Friday, October 21, 2005

Temporarily Unemployed

My money running out like some cheating husband. - LAS

It's so crazy how little one can do when they don't have any money. My financial situation has been pretty low since I had to quit my job, because school started back up again. I've been invited to "hang out" with several of my friends and go to the movies, see a play, go bowling, eat out at a restaurant and I've had to refuse countless times, because of my lack of funds. I have a small work study job, but it's just not cutting it. I just recently received two credit cards in the mail and how tempting they are! I've only used one, but it was on purchases that I knew I would be able to pay off in the next week or so. I don't want to be consumed with credit card debt when I am already smothered in debt from loans I've had to take out for school.

I am on a search for a new job. The Christmas season will be starting soon and I would like to work during the time that I am out of school on break. I would prefer the job to have late hours so that I could stay after the Christmas break when school begins again.

It's a hard tasks finding a job and I've forgotten just how hard it is. Every job I've had before was practically given to me. I didn't have to do much as far as searching goes. I always knew someone who was looking to hire, so getting a job came very easy for me. Now I have to think of places where I would like to work that have a pleasant environment, are within a reasonable driving distance and have flexible hours.

Honestly, I'm feeling quite lazy about this search and I have so many other things I need to do. So, it's going to take some motivation on my part. Also, I have to stop being picky about where I work. So far I've filled out two applications from different companies and I have returned only one. Yes, I need to get moving otherwise all of the available jobs that are looking for holiday workers will be gone and I can't have that.

4 Comments:

Blogger Kurisuteen Kaneshiro said...

Maybe you need a break sis. I find, usually, that with God's people, that things He wants us to do or get involved in, not necessarily get handed to us, but there's a beautiful fluidity when acquiring it.
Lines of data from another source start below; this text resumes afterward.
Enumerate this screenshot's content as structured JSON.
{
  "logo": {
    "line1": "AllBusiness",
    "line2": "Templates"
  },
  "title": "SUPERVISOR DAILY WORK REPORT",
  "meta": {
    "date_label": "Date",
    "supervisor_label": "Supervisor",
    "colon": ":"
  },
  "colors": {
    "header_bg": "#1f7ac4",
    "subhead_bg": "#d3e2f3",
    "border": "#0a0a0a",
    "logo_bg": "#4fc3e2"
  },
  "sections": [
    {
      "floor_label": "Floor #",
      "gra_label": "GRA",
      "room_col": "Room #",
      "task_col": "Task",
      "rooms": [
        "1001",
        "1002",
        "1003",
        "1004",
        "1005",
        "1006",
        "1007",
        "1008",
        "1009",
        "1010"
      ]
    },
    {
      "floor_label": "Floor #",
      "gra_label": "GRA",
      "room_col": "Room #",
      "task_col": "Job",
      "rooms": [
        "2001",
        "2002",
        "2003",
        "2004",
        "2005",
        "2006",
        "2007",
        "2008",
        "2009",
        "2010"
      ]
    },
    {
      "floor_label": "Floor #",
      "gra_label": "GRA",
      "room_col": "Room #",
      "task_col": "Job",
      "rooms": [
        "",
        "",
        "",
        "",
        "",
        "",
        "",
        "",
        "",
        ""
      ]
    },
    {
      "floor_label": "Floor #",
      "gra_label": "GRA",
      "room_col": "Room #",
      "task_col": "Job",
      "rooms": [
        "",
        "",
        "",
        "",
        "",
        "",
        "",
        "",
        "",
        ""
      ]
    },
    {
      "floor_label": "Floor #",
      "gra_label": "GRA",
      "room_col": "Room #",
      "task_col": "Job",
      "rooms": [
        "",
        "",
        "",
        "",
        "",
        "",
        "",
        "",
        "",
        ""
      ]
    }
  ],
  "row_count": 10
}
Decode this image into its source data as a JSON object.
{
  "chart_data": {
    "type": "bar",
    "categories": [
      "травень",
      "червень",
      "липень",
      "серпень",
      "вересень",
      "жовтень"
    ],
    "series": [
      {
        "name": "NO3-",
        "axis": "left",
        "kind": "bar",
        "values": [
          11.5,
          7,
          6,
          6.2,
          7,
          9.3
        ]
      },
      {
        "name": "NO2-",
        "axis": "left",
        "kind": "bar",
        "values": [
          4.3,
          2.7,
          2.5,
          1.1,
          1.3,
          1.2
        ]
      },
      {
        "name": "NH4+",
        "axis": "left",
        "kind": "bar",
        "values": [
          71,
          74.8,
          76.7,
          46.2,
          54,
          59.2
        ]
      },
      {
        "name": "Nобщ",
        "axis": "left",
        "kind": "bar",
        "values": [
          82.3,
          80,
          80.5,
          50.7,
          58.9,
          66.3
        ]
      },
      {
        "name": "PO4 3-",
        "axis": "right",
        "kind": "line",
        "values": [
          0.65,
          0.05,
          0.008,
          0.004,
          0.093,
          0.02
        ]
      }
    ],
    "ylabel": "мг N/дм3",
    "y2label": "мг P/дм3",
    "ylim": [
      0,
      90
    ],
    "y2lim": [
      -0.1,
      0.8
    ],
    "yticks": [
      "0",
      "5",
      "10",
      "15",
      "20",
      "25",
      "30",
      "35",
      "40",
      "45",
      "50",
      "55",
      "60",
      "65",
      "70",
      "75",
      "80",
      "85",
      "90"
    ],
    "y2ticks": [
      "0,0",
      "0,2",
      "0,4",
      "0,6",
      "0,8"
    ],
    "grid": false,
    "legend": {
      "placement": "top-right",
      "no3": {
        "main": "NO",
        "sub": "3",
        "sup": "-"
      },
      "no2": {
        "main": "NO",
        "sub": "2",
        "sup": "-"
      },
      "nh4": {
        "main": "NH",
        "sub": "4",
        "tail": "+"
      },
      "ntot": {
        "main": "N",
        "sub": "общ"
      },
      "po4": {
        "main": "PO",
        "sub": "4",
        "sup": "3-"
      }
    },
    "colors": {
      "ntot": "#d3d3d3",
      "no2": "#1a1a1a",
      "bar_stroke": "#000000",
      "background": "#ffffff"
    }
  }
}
You seem frustrated and lil annoyed by it all. Maybe take a break from working. And yeah, maybe that means take a break from friends too. Sometimes God wants us in solitary, quiet places, spiritually and physically. And maybe that way you'll find a sense of peace and calm.

But hey I could be wrong...but it's a possibility I'm right :)

And why is it I CANNOT get a credit card?! I don't have 'credit' per se, therefore everytime I apply for a freakin card I get rejected. I have on CC that's cosigned with my mom, but that's it. Dang! Send one of em pre-approved joints over my way lol.

8:49 PM  
Blogger Not Your Average Jane said...

I think you are right. I quit my work study job, because of time issues. Actually it's a relief even though my funds are hurting.

Girl, I don't have credit either. It just happened by accident. I applied for like 7 credit cards in one day and ended up with three in the mail. Now they won't leave me alone!

9:52 PM  
Blogger jasdye said...

i've still got my one from early on in college. it's a student credit card. and even though it's platinum, the limit's still fairly low. which is good for me, since i maxed out a couple months ago.

10:14 PM  
Blogger Not Your Average Jane said...

Credit cards are useless. I don't even use mine. Well, I used it once recently and paid it off. But yea I feel like if I don't have the money to pay it off eventually then I shouldn't use my credit card.